Extracellular Domains of CD8α and CD8ß Subunits Are Sufficient for HLA Class I Restricted Helper Functions of TCR-Engineered CD4+ T Cells

By gene transfer of HLA-class I restricted T-cell receptors (TCRs) (HLA-I-TCR) into CD8 + as well as CD4 + T-cells, both effector T-cells as well as helper T-cells can be generated. Since most HLA-I-TCRs function best in the presence of the CD8 co-receptor, the CD8αß molecule has to be co-transferred into the CD4 + T-cells to engineer optimal helper T-cells. In this study, we set out to determine the minimal part of CD8αβ needed for optimal co-receptor function in HLA-I-TCR transduced CD4 + T-cells.

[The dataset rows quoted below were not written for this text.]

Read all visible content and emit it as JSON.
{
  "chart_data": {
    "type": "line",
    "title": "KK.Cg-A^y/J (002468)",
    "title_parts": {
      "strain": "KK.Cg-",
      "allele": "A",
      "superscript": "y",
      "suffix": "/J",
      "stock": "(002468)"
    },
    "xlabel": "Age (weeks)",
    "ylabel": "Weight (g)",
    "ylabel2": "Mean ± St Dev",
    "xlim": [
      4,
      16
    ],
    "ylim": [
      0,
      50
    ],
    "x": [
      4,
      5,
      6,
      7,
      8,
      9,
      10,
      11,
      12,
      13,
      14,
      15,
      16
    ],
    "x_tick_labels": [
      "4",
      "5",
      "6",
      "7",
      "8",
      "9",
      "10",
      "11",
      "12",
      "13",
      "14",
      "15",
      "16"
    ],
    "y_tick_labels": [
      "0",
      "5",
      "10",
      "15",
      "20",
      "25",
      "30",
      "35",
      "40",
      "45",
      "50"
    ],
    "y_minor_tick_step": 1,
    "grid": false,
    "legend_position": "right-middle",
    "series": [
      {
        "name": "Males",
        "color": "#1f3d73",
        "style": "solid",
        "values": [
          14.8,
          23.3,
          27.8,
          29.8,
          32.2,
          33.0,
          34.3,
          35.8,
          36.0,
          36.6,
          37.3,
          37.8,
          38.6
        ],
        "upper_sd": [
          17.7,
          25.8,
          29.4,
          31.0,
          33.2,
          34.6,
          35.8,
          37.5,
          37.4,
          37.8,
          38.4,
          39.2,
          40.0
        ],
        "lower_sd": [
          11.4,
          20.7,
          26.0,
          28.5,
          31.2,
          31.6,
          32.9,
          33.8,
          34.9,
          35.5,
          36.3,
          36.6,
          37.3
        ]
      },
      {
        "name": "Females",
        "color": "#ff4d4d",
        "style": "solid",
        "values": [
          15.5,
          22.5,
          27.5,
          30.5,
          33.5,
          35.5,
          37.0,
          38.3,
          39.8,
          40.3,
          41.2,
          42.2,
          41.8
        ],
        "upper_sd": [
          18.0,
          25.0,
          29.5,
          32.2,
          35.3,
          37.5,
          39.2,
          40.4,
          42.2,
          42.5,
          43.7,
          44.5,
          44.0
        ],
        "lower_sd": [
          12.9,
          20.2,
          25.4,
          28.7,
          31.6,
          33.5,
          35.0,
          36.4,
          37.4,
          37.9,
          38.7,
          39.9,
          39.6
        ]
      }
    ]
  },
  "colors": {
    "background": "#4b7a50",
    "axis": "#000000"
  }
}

For this purpose, we transduced human peripheral blood derived CD4 + T-cells with several HLA-class I restricted TCRs either with or without co-transfer of different CD8 subunits. We demonstrate that the co-transduced CD8αβ co-receptor in HLA-I-TCR transduced CD4 + T-cells behaves as an adhesion molecule, since for optimal antigen-specific HLA class I restricted CD4 + T-cell reactivity the extracellular domains of the CD8α and ß subunits are sufficient.